Mark and I met at Aunt Terry’s house and she was okay, though we knew she was declining. Kelly came to our rescue by offering to take a few days off of work to come home from Chicago to help us care for Aunt Terry and to help me get medically organized for the days ahead.
That night was a rough one for Aunt. She wasn’t able to get out of bed and walk to the bathroom, so Kelly and I went into the garage to find her portable toilet but we weren’t able to find the pan that went with it. Kelly spotted an old garden pail and thought it would work just fine so that is what we used. Since Aunt was having such a bad night we asked her if we should call in Hospice again. She hesitantly said we could. Two months before that we had asked Hospice to come in to help take care of Aunt Terry and after a few days she fired them. Hospice was doing a great job but Aunt didn’t think she needed them so she asked them not to come anymore.
Who fires Hospice?
Hospice came to the house the following day but Aunt still wasn’t convinced she needed them so she wouldn’t sign any papers. We were a little amused at our still very independent Aunt but a little nervous because Mark, Kelly and I needed their guidance. In the end, we let Aunt make her own decision.

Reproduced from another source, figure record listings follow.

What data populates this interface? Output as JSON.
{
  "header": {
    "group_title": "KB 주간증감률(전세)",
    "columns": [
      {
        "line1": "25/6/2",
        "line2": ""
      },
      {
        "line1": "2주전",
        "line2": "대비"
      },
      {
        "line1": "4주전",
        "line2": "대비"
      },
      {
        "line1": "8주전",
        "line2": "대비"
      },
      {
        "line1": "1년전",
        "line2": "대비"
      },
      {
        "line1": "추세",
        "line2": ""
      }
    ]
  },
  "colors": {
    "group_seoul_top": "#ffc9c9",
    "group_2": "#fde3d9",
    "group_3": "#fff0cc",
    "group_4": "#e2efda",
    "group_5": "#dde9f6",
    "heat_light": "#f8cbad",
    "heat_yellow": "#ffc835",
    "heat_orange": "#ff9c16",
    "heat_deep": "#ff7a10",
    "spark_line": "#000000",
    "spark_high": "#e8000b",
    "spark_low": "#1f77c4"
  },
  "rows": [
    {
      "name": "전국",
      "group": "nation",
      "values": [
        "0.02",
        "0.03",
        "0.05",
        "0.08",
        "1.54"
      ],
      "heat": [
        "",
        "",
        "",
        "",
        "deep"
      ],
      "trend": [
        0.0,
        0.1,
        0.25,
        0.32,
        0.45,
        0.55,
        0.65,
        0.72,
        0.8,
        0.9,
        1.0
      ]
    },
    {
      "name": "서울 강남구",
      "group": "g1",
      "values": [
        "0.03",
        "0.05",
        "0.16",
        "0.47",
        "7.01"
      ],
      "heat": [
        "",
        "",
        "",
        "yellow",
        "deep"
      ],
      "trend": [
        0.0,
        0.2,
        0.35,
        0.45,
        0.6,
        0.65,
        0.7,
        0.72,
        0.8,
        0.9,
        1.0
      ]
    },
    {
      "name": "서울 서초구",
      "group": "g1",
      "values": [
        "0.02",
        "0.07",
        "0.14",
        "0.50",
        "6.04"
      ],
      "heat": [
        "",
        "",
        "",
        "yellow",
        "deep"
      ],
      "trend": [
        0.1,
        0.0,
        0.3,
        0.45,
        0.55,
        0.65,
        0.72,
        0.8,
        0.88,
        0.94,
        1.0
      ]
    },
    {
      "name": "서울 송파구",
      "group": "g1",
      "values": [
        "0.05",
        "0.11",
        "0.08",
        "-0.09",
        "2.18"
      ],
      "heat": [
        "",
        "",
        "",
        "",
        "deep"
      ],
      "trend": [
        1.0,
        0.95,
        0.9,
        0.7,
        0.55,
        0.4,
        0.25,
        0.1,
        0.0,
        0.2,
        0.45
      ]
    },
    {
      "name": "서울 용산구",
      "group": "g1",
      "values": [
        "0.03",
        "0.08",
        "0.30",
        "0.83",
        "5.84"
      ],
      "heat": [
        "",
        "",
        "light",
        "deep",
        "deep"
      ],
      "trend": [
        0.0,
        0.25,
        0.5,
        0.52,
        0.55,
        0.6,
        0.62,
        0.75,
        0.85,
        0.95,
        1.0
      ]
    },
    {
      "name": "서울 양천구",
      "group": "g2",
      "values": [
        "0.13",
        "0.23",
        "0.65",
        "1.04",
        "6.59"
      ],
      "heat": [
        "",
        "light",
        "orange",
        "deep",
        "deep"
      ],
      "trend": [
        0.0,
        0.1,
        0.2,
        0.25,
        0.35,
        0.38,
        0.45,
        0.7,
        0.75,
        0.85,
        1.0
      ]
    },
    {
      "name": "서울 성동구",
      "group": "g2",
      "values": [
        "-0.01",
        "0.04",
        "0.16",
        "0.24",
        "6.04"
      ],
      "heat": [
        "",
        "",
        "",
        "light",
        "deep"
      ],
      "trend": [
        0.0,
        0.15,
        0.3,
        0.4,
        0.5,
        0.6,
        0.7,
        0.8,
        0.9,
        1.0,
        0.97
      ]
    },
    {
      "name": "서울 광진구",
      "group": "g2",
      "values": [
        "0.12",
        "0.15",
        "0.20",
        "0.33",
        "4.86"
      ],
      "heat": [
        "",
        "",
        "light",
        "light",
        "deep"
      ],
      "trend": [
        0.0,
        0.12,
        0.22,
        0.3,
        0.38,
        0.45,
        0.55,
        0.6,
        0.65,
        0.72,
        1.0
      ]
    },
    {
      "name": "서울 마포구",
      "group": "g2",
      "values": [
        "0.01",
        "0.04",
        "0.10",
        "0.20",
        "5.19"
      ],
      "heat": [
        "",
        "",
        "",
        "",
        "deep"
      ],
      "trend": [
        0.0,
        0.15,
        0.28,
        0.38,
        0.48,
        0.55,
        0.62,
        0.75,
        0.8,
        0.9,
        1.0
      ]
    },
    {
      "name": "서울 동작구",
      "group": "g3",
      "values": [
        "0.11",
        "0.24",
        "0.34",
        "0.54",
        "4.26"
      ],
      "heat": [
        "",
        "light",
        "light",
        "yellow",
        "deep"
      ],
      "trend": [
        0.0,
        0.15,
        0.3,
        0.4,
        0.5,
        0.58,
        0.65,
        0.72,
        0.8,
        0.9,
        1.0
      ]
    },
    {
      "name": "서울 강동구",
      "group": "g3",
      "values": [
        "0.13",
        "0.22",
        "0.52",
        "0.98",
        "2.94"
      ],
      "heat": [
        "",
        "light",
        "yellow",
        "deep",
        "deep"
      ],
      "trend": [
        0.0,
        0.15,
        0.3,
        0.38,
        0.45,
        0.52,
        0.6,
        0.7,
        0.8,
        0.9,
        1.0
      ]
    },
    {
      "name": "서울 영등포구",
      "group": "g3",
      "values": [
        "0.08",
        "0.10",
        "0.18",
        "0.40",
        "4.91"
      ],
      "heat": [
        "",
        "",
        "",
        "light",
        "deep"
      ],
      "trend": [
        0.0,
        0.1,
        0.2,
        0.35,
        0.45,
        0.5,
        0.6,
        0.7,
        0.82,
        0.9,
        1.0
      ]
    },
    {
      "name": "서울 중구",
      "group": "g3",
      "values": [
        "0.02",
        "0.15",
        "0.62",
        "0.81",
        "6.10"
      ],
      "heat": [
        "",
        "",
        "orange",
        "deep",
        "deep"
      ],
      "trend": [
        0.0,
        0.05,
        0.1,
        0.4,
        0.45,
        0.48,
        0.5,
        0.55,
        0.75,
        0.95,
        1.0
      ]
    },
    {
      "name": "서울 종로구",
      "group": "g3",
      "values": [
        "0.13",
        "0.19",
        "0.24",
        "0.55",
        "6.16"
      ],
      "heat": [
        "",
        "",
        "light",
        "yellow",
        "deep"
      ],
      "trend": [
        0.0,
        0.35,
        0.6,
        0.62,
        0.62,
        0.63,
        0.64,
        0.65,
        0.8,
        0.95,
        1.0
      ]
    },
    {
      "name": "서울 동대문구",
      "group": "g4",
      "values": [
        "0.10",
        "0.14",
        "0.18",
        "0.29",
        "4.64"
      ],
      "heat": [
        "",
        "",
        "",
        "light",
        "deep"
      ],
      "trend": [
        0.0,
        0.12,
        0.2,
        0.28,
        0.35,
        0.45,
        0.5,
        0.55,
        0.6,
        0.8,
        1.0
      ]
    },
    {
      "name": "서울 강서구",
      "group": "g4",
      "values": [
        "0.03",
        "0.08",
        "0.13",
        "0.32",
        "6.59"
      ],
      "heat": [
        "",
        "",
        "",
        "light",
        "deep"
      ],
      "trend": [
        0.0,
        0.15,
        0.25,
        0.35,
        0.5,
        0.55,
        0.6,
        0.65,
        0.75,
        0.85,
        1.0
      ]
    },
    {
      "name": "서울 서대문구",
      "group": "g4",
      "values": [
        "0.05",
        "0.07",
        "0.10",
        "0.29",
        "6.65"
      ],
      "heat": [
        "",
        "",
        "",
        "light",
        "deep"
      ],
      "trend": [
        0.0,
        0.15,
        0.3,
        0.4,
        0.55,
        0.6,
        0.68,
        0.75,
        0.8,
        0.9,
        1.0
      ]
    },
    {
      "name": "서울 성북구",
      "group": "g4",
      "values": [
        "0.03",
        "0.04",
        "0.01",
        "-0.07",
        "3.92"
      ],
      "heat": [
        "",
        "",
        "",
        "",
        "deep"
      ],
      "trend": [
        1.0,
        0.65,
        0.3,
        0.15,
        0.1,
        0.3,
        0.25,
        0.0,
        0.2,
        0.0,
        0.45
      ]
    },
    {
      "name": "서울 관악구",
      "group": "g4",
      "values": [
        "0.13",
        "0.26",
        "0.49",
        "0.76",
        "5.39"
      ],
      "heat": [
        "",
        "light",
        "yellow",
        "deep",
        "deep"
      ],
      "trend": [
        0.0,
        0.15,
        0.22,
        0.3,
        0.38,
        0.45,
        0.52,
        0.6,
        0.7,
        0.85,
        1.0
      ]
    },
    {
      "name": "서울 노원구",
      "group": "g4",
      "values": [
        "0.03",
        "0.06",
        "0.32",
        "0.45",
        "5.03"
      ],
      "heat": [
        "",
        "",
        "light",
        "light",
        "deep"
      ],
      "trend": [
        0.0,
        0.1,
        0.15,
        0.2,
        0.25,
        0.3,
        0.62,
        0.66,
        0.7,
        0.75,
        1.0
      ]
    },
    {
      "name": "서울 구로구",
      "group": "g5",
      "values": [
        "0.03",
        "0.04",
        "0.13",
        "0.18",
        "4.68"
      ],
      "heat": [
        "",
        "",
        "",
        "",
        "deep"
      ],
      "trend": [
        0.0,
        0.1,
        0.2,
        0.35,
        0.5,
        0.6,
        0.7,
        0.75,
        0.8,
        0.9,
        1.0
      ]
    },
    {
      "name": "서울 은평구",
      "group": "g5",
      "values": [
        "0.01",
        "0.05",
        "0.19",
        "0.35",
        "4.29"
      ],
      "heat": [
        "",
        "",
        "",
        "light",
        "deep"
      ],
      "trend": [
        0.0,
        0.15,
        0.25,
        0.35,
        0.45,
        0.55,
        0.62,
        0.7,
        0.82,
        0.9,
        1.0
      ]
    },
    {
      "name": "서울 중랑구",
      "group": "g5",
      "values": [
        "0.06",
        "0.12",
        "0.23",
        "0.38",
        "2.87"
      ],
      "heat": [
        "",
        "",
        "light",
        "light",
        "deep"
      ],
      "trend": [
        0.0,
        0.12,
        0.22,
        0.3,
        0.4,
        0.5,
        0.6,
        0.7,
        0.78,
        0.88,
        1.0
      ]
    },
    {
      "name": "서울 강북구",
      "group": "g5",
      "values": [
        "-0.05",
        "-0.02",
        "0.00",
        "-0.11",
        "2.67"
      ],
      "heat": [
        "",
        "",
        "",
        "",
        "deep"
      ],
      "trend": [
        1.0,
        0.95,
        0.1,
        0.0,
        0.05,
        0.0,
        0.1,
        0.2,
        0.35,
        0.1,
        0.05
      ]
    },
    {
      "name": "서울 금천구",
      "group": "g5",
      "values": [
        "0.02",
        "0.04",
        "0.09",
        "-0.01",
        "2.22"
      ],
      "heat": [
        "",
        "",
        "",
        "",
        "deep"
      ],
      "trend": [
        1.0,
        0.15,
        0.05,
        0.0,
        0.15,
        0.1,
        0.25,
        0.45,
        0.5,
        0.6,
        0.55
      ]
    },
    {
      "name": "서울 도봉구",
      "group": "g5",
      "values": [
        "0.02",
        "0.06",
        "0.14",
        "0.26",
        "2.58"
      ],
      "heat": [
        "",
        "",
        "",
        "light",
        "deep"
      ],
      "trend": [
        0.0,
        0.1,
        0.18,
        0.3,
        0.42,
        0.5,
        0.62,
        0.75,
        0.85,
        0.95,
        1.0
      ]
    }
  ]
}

On Thursday we had a great day and Mark made us a stir-fry dinner which we all ate together. Then that night, things got bad again. Aunt was very weak and unable to hold herself up, especially going to the bathroom. We vowed we would call Hospice on Friday whether Aunt thought she needed them or not. She was in a lot more pain and we needed some assistive devices to be able to help her properly.
Friday morning was still rough, so she finally agreed to sign up for Hospice. As soon as we called, they sent their wonderful caregivers over to help and they brought in a hospital bed and everything we needed to help our precious Aunt. Kelly kept asking me, “Mom, how are you and dad going to take care of Aunt Terry alone after I leave to go back to Chicago on Sunday?” Aunt was a larger woman and I was too weak to help her by myself and she was too modest for Mark to help her. For some odd reason I felt a peace and kept reassuring Kelly that her dad and I would manage okay.
On Saturday before Kelly had to leave to go back to Chicago, Aunt Terry passed away. It was her brother’s (Mark’s father’s) birthday. It was a beautiful sunny day and we all felt at peace in her room. A friend of ours, Chris Fagan, stopped by to see Aunt Terry and shortly after he arrived, Mark, Kelly, Chris and I stood by her side and held her hand and said goodbye to our feisty aunt.
Aunt Terry was a very strong woman and proved her strength during the year and a half that she dealt with lung cancer. I only saw her cry once after her diagnosis and I think it was because she understood the meaning of trust.
My friend Nancy Moody said to me the other day, “Life is a mystery. If we weren’t so darn busy all the time, we would likely see a lot more of the magic in life. Your blog reveals how your eyes are so wide open.”
I definitely think my eyes were open during Aunt Terry’s death.